How different things have turned out to be from the Tsvangirai I first saw and heard in Kensington Town Hall, London in MDC’s early days when he humbly told the audience that he did not have the monopoly of wisdom and ideas, or words to that effect. As I understood it, this implied that he and his party would be receptive to constructive ideas and criticism. How different from the ‘one man show’ that his latest statement implies. This arrogant statement is undoubtedly a typical example of Lord Acton’s famous dictum to the effect that ‘Power corrupts and corrupts absolutely’.

Ironically Tsvangirai’s statement resonates with Robert Mugabe’s infamous statement at one of his Zanu (PF) Congresses when he said [on the party’s leadership] “There are no vacancies”. Both leaders, consciously or otherwise, undermine and at worst, insult, their followers – whether or not any of them aspire to leadership, albeit not a crime in itself in a supposed democracy.

Tsvangirai’s statement, unwittingly or otherwise, implicitly exposes the party’s poverty in personnel whereby of all the hordes of followers none of them except himself has the calibre of party leadership. How can an outsider contemplate joining a party in which one person, be it the founding President, is bigger than the party? How can an outsider want to join a party that would perish if its current leader was out of the way by death or otherwise?

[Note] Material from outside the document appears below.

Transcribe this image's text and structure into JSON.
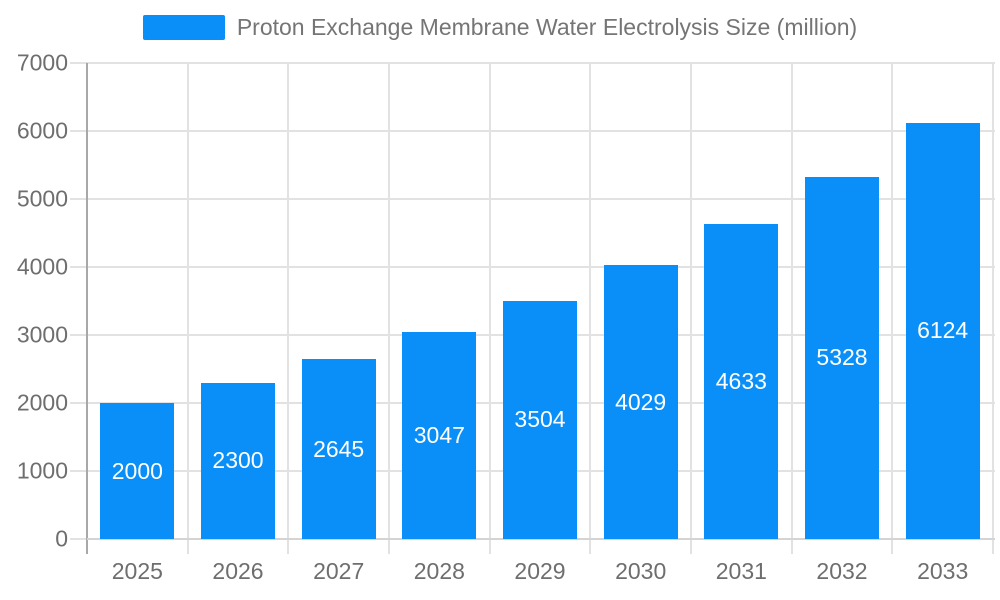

I may not hold much brief for Job Sikhala but at least I would concur with him when he decried the personalised names of the MDC formations [MDC-T, MDC-M now MDC-N) even if it was to distinguish between them. For Tsvangirai in particular, it could have contributed to his notion that he and his party were inseparable. Perhaps it is high time MDC-T seriously considered an alternative name.

All in all, Tsvangirai’s statement has been an unfortunate own goal, not only a gift and ammunition to his traditional enemies or detraction, but also a disappointment to many of his loyal supporters along with those outside the party who had looked up to him, whatever his shortcomings, as the one viable alternative to the status quo.